KADIN HAKLARINDA KAZANIM ÇOK, İHLAL DAHA FAZLADIR

Türkiye’de kadın hakları denince çoğumuzun aklına hâlâ şiddet, eşitsizlik, istihdamdaki ayrımcılık ve temsil sorunları gelir. Bir insan hakları yüksek lisans öğrencisi olarak açık ve net şekilde ifade etmeliyim ki mesele çok daha geniştir…

Yaşam hakkı, hukuki güvence eksiklikleri, ekonomik eşitsizlikler, temsiliyet sorunu, toplumsal cinsiyet kalıpları, dijital şiddet ve taciz…

Yani kadın hakları, yalnızca 5 Aralık’ta bir kutlama konusu değil; toplumumuzun demokrasi ve adalet kalitesini belirleyen yapısal bir meselenin altının çizilmesi gereken gün olarak görülmelidir.

v İnsan hakları hukuku açısından devletin “pozitif yükümlülüğü”nü,

v Uluslararası sözleşmeleri (CEDAW, İstanbul Sözleşmesi’nin geri çekilişi),

v Temsil oranlarının sayısal verisini (TBMM’de kadın oranı %20’nin altında).

Bugün hatırlatmayacağız da ne zaman hatırlatacağız?

Evet, bugün 5 Aralık, ülkemizde Kadın Hakları Günüdür.

Ama şu acı gerçekle de yüzleşmek boynumuzun borcudur:

Sadece 2020–2024 arasında, Türkiye’de erkekler tarafından öldürülen kadın sayısı Kadın Cinayetlerini Durduracağız Platformu ve özetlenen verilerde kabaca şöyledir:

· 2020: 300 kadın

· 2021: 280 kadın

· 2022: 334 kadın

· 2023: 315 kadın

· 2024: 394 kadın

Yani son 5 yılda (2020–2024) en az 1.600’den fazla kadın cinayete kurban gitmiş durumdadır.
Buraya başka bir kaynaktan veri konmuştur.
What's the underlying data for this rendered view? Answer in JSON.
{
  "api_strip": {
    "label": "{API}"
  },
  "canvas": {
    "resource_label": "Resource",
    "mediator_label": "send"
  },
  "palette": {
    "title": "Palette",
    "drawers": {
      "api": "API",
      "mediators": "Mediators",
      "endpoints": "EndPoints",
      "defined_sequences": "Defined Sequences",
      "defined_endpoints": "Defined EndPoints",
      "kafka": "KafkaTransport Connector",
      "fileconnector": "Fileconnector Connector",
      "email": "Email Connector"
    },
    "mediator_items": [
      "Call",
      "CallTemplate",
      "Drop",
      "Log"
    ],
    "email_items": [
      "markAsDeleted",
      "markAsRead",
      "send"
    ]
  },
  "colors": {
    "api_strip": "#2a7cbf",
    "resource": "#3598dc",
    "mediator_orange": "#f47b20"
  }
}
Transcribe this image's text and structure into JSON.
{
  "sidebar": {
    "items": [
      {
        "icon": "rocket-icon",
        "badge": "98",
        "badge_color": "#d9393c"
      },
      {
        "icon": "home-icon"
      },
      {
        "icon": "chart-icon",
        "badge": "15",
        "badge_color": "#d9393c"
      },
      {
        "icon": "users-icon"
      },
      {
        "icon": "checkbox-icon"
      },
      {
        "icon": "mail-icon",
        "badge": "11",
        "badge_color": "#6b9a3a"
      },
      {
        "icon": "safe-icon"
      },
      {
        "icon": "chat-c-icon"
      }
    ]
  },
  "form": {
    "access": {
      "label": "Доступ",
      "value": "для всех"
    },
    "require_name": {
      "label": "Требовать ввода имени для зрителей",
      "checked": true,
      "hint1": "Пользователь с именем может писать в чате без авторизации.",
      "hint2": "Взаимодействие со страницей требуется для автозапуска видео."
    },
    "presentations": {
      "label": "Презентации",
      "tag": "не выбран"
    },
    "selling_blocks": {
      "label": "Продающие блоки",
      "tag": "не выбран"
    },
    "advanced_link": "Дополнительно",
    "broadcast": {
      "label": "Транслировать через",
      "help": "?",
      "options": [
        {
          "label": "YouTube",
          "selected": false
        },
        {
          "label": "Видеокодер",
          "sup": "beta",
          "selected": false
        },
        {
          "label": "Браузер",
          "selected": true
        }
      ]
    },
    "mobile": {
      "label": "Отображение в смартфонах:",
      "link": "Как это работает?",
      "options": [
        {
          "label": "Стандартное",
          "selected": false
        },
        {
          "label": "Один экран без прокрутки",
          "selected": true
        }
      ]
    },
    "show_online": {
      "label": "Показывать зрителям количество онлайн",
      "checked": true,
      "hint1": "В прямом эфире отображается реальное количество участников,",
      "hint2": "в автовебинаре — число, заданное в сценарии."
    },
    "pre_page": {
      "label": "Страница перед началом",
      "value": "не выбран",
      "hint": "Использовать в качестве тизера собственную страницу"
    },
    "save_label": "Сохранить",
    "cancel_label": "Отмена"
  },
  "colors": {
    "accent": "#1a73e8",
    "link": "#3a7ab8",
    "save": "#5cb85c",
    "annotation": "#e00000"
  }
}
Buna 2025’in ilk aylarını da eklersen, sayı daha da artmaktadır. Ulu Önder Atatürk’ün bir toplumun kültürel kodlarına, zihinsel haritalarına, yerleşik cinsiyet rollerine karşı yaptığı bu devrimin özünü, amacını, ruhunu anlatmak, aktarmak da hepimizin görevidir.

Bu yüzden ben bugün sadece kadın oldukları için katledilen aramızdan çekip kopartılan yüzlerce, binlerce kadını Özgecanların, Pınarların, Ayşelerin, Fatmaların nezdinde anmak ve bu utançla yaşamak zorunda kalan milyonlarca insanın özürlerini sunmak istiyorum.

Belki de Bugün 5 Aralık’ı kutlarken aslında yapmamız gereken tek şey, kadınların hayatını koruyan, siyasetteki varlığını güçlendiren ve bu ülkenin geleceğini eşitlik temelinde yeniden kuran bir zihniyet dönüşümünü hep birlikte gerçekleştirmektir; çünkü kadın hakları, ancak toplumun tamamı sahip çıktığında gerçek anlamına kavuşur.